Rose Hall Town Youth & Sports Club has made great strides
By Jeune Bailey Van-Keric
February 27, 2004
THE Rose Hall Town Youth and Sports Club has made great strides over the past years, Club Secretary Mr Hubert Foster has reported. Mr Forster made this disclosure during an interview with the Chronicle last week.
The first ever cricket academy in Berbice was organised by the Club in August 2002 with an attendance of 72 youths, who were taught the skills of the game by Renwick Batson and Esuan Crandon.
The Rose Hall Town Youth and Sports Club (RHTYSC) is also reported to be the first such institution to have a Berbice Cricket Hall of Fame, and the only recreational facility to have four official sponsors in Courts Guyana Inc., Bakewell, Farfan and Mendes Limited, and Sprint 151.
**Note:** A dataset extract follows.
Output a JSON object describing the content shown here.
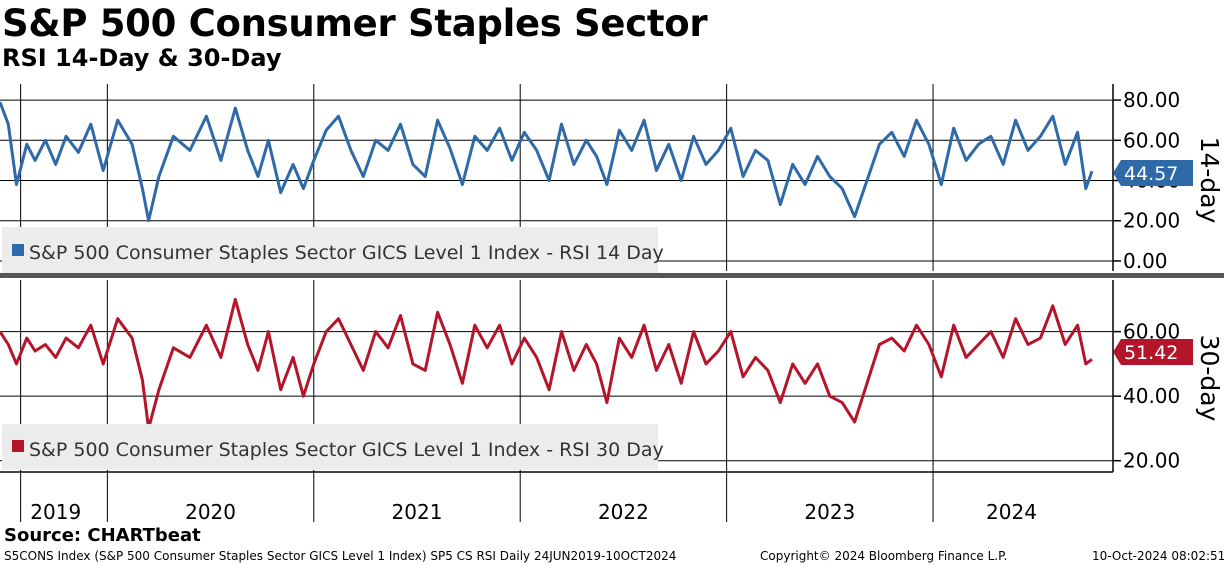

Foster said that in addition to being history makers, the RHTYSC lists among its achievements the nurturing of cricketers including 14 junior and three first class players; 24 players for all levels of Berbice Divisional Cricket; one player each for the West Indies at the Under 15 and Under 19 levels; and another for the West Indies Cricket Academy in Grenada.
The Secretary also disclosed that restoration work at the lower Corentyne Secondary School was accomplished with the Club’s financial assistance of $4M, while club members single-handedly transformed the Area ‘H’ Rose Hall Ground from swampland into a modern sport facility by investing $20M. The ground now has two pavilions, and all-weather court, a spectators’ bleacher, two score boards, an outdoor bar, boundary boards and side screens.
On an annual basis, the RHTYSC holds an awards ceremony at which in excess of $800,000 in prizes are given to outstanding youths in the fields of sports, culture and education.
It also hosts an annual $5M anti-drug and pro-education campaign that targets 60,000 youths in Regions Five and Six, and, also operates a $3M annual charity programme that assists less fortunate families with basic amenities.
One-on-one tutoring in the Sprint 151-sponsored Reading Project for Primary School pupils organised by the Rose Hall Town Youth and Sports Club.
Foster reported that the period 2002-2003 has been very successful for the Club, whose two new television programmes, “Melodies and Memories” and “Soulful Moments” were launched along with three new television public service messages on drug abuse, education and racism.
In addition, a new $10M Youth Centre was opened by the Club, which now serves as the Head Office and includes two dressing rooms, a counseling room, a computer centre, and conference hall. A $1M modern gym, which His Excellency President Bharrat Jagdeo has visited, was also established two years ago.
The Club was represented at the United Nations-sponsored special session on the Rights of Children held in New York, USA to focus on governmental policies for children around the world, and to hear from young leaders their views on problems.
The Sports Club, the brainchild of St. Francis Xavier Community Developers, was formed in May 1990 with the aim of offering sports, culture, and education as alternatives to life on the streets. Its objective is to help youths become spiritually included and to improve sports activities in the township and the surrounding villages.
Despite the RHTYSC’s various achievements, there are a few problems affecting is smooth operation, said Mr. Foster.
He explained that the economic situation in Guyana has resulted in the Club facing the difficult option of closing down some of its activities and programmes due to a shortfall of revenue. The Club’s anti-drug and pro-education campaign faces the greatest threat as several donors and supporters have been forced to scale down contributions.
The Club, Foster said, is reviewing its plans with the aim of working within the funds available. This would mean reducing some programmes and projects.
The RHTYSC, he noted, is very saddened at the turn of events since members are now reaping the fruits of the hard work begun 13 years ago.
However, he posited, the Club’s greatest challenge at the moment is to reduce the annual costs of transportation and photocopying, which account for about 40 percent of their annual operation budget. Club leaders are mulling the purchase of a minibus and photocopier and plan seeking donations in order to acquire these items.
Another major problem for the institution is the monthly electricity bill of over $15,000. This is so because the power company charges the Club based on commercial rates. All efforts to have the Club put on a domestic rate have failed, Foster lamented.
Despite those challenges, the Club’s projections for this year include restoration work at the Area ‘H’ Ground. This work will entail the construction of boundary boards, a modern scoreboard, a Benab, and adequate water facilities. The Club plans to expand its evening classes and reading projects.
The RHTYSC Secretary feels that the negative attitude of the Mayor and Town Council towards youth development is delaying the formation of a management committee for the Area ‘H’ Ground.
However, Foster pointed out that it was hard work, togetherness and faith in the youths along with the leadership’s zero tolerance on indiscipline that had brought about the Club’s success.
He noted that the support of official sponsors and hundreds of other persons or agencies had contributed to their achievements. Foster singled out for special words of gratitude Courts Guyana Inc., GT&T, Bakewell, Sprint 151, Farfan and Mendes, Ansal McAl, Banks DIH Limited, Guyana Beverage, Mings, MACORP, GUYOIL, and Metro.